Но уходил басурман, хоть и мирный, по снежной целине. А значит, надвигался с той же неспешностью сзади на усача трибунал.
И расставил тогда ноги старик. Налились твердостью руки. Каменея в противоестественной решимости своей, остановил он наконец плясавшую мушку и утвердил ее под чужой лопаткой. Задержал дыхание — так учили. И нажал.
Разорвалась в нем с хрустом и болью заповедь, что внедряли в него с сотворения мира, — НЕ УБИЙ. Тут грянуло, больно толкнуло в плечо.
Видно, некрепко въелся в резервиста прицельный навык. Пичугой свистнула пуля рязанца, выдрала клок бешмета у Апти на плече, прошила кожу и въелась с треском в оконный косяк мазанки впереди.
Прыгнул Апти в сторону. Легко и неотвратно вычертило дуло его карабина дугу, притягиваясь к старику. Успел увидеть рязанец красный змеиный язычок из ствола, глаза увидел басурманские. Скакнули они навстречу резервисту, — громадные, хищные. И был в них приговор.
Пуля вошла караульному в горло, разворотила хрящи, раздробила позвонок. Хлынул на шинельный заиндевелый ворс красный фонтан. Оцепенело замер в оглушительной тишине аул. Билось бурое тело на крыльце, выгибался дугой старик, тянулся грудью к небу, елозил затылком в крови, хрипел протяжно и страшно.
Рядом стоял юнец, свело судорогой руки. Беззвучно раскрывал рот, до конца жизни отравленный человеческой агонией.

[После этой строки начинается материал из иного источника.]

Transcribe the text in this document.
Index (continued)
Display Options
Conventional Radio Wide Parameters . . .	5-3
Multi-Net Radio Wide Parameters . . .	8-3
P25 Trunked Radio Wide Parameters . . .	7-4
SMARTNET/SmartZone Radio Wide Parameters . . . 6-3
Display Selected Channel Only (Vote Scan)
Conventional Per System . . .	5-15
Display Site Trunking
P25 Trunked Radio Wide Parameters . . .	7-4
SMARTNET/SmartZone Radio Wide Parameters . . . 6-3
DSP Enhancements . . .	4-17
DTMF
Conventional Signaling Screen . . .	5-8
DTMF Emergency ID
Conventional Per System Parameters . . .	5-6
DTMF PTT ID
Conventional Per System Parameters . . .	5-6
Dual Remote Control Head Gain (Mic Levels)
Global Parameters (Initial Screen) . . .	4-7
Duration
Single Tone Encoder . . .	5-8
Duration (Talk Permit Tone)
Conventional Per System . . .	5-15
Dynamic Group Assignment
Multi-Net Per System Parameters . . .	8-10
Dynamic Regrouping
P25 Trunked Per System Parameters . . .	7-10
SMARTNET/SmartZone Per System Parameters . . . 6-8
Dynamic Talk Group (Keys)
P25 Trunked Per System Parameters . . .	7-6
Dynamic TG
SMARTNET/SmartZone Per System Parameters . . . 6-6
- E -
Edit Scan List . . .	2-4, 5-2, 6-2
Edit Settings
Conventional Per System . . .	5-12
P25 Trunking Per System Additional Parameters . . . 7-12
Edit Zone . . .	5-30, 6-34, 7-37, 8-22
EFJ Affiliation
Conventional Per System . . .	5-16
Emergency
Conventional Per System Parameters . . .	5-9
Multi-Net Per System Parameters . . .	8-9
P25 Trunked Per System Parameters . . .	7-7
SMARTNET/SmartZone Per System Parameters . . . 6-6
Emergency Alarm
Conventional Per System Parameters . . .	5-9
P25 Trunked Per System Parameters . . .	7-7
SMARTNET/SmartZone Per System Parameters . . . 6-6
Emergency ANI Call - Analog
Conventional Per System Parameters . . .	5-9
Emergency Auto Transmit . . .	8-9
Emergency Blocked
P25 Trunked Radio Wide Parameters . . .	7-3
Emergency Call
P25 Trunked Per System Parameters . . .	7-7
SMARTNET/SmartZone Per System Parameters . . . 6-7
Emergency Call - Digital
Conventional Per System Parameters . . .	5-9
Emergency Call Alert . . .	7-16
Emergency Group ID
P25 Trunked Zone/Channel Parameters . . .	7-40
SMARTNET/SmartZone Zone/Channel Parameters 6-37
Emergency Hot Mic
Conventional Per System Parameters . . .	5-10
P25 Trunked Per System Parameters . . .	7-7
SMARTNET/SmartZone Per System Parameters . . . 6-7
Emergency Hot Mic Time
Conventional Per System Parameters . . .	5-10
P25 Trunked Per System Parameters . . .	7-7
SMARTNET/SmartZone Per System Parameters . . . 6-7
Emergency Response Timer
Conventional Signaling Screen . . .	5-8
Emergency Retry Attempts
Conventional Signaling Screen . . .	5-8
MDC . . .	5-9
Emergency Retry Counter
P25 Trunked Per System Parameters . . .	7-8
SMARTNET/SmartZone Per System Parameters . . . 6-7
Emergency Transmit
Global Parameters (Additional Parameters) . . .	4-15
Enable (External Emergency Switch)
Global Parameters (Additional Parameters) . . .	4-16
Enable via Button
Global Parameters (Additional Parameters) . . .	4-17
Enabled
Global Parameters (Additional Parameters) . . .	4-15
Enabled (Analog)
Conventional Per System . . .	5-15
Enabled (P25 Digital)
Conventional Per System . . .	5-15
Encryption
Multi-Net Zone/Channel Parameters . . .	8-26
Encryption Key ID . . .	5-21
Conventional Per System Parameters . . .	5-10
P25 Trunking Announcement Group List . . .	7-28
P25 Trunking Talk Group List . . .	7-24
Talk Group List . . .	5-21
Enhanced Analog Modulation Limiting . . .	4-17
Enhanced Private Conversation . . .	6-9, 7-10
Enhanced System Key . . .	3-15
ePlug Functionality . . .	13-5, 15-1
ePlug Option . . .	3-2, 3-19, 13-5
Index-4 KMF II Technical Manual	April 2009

Апти уходил — в бесконечное отныне свое скитание, в непомерно тяжкое одиночество.
Глава 20
В сумраке грота Осман-Губе собирал вещи в рюкзак. Горели только свечи (хозяин берег керосин), и полковник, напрягая зрение, шарил по углам, выуживая почти на ощупь полотенце, комбинезон, запасные диски к автомату. Гестаповец перекипал в гневе: партайгеноссе Исраилов развалился в кресле, на затененном, аскетически-худом лице угадывалась ядовитая усмешка. У стены сидел на корточках Ушахов, сторожил из густой полутьмы суету полковника рысьим, веселым взглядом.